El crecimiento no responde a un solo factor. Las listas de espera en el sector público, la expansión de los seguros médicos empresariales, la llegada de multinacionales, el turismo médico y los mecanismos de financiamiento han ampliado el mercado para clínicas, centros médicos y hospitales privados.
La competencia ya no se limita a los tradicionales hospitales ubicados en San José o Escazú. Hoy la oferta se desplaza hacia zonas como Guanacaste, Cartago, San Carlos y Pérez Zeledón, donde los operadores privados ven oportunidades en poblaciones que buscan atención más cercana y evitan trasladarse a la capital para procedimientos, diagnósticos o consultas de especialidad.

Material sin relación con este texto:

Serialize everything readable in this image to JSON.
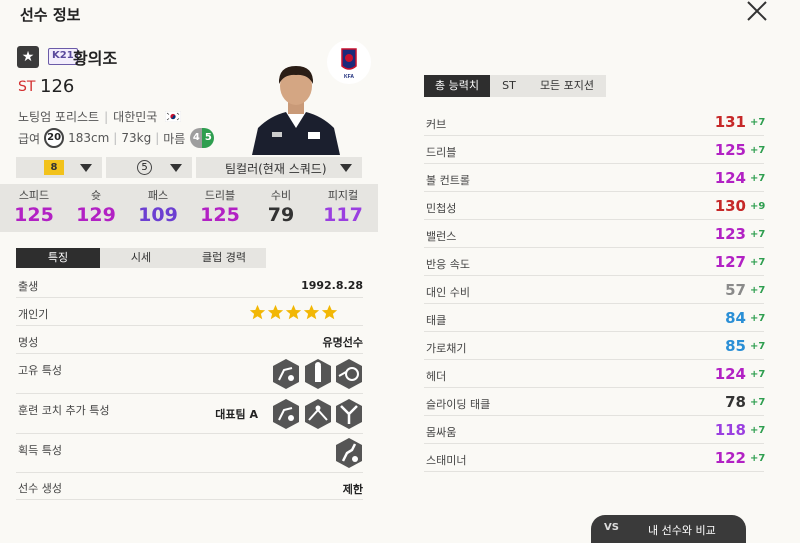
{
  "header": {
    "title": "선수 정보"
  },
  "player": {
    "grade_badge": "K21",
    "name": "황의조",
    "position": "ST",
    "overall": "126",
    "trait": "노팅엄 포리스트",
    "nation": "대한민국",
    "salary_label": "급여",
    "salary": "20",
    "height": "183cm",
    "weight": "73kg",
    "body_type": "마름",
    "foot_left": "4",
    "foot_right": "5"
  },
  "selectors": {
    "enhance_level": "8",
    "team_color_level": "5",
    "team": "팀컬러(현재 스쿼드)"
  },
  "stats": [
    {
      "label": "스피드",
      "value": "125",
      "color": "#b221c4"
    },
    {
      "label": "슛",
      "value": "129",
      "color": "#b221c4"
    },
    {
      "label": "패스",
      "value": "109",
      "color": "#6c3fd1"
    },
    {
      "label": "드리블",
      "value": "125",
      "color": "#b221c4"
    },
    {
      "label": "수비",
      "value": "79",
      "color": "#333333"
    },
    {
      "label": "피지컬",
      "value": "117",
      "color": "#9a3fe0"
    }
  ],
  "left_tabs": [
    "특징",
    "시세",
    "클럽 경력"
  ],
  "features": {
    "birth_label": "출생",
    "birth": "1992.8.28",
    "popularity_label": "개인기",
    "popularity_stars": 5,
    "fame_label": "명성",
    "fame": "유명선수",
    "unique_traits_label": "고유 특성",
    "coach_traits_label": "훈련 코치 추가 특성",
    "coach_traits_value": "대표팀 A",
    "acquired_traits_label": "획득 특성",
    "generation_label": "선수 생성",
    "generation": "제한"
  },
  "right_tabs": [
    "총 능력치",
    "ST",
    "모든 포지션"
  ],
  "attributes": [
    {
      "label": "커브",
      "value": "131",
      "plus": "+7",
      "color": "#c62828"
    },
    {
      "label": "드리블",
      "value": "125",
      "plus": "+7",
      "color": "#b221c4"
    },
    {
      "label": "볼 컨트롤",
      "value": "124",
      "plus": "+7",
      "color": "#b221c4"
    },
    {
      "label": "민첩성",
      "value": "130",
      "plus": "+9",
      "color": "#c62828"
    },
    {
      "label": "밸런스",
      "value": "123",
      "plus": "+7",
      "color": "#b221c4"
    },
    {
      "label": "반응 속도",
      "value": "127",
      "plus": "+7",
      "color": "#b221c4"
    },
    {
      "label": "대인 수비",
      "value": "57",
      "plus": "+7",
      "color": "#8a8a8a"
    },
    {
      "label": "태클",
      "value": "84",
      "plus": "+7",
      "color": "#2a8fd6"
    },
    {
      "label": "가로채기",
      "value": "85",
      "plus": "+7",
      "color": "#2a8fd6"
    },
    {
      "label": "헤더",
      "value": "124",
      "plus": "+7",
      "color": "#b221c4"
    },
    {
      "label": "슬라이딩 태클",
      "value": "78",
      "plus": "+7",
      "color": "#333333"
    },
    {
      "label": "몸싸움",
      "value": "118",
      "plus": "+7",
      "color": "#9a3fe0"
    },
    {
      "label": "스태미너",
      "value": "122",
      "plus": "+7",
      "color": "#b221c4"
    }
  ],
  "compare": {
    "vs": "VS",
    "label": "내 선수와 비교"
  }
}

En Costa Rica, tener acceso a la seguridad social no siempre elimina la necesidad de recurrir a un médico privado. Para muchas personas, ambos sistemas conviven: la CCSS se utiliza para tratamientos de largo plazo, seguimiento de enfermedades, medicamentos o procedimientos de mayor costo; la medicina privada, para resolver consultas urgentes, obtener una segunda opinión, realizar exámenes o atender una condición sin pasar por las largas listas de espera del sector público.
La Encuesta Nacional de Percepción de los Servicios Públicos 2023, en su módulo de salud, reflejó presión sobre el sistema. Un 65,4% de las personas consultadas indicó haber pagado por servicios médicos privados, mientras que 69,6% afirmó haber adquirido medicamentos que no le fueron recetados en hospitales, clínicas o Ebais públicos. Además, 66,3% señaló que tuvo dificultades para obtener una cita en un Ebais.
El mercado de seguros también impulsa el negocio médico. En sectores como tecnología, servicios corporativos, manufactura avanzada y centros de servicios, el seguro se ha vuelto un beneficio habitual para atraer y retener talento. En algunos casos, las coberturas se extienden a cónyuges e hijos, lo que incrementa la base de potenciales pacientes.
Un sector que sale de San José
Durante décadas, el negocio hospitalario privado estuvo fuertemente concentrado en la GAM. Los principales centros se ubicaban en San José, Goicoechea, Escazú, Tibás y Santa Ana, en zonas cercanas a oficinas corporativas, centros comerciales y barrios de alto poder adquisitivo.
Sin embargo, esa concentración comenzó a ceder. Los grupos hospitalarios descubrieron que la demanda no se limitaba a la capital y que muchas personas de las regiones debían desplazarse varias horas para acceder a especialistas, cirugía, diagnóstico por imágenes o emergencias privadas.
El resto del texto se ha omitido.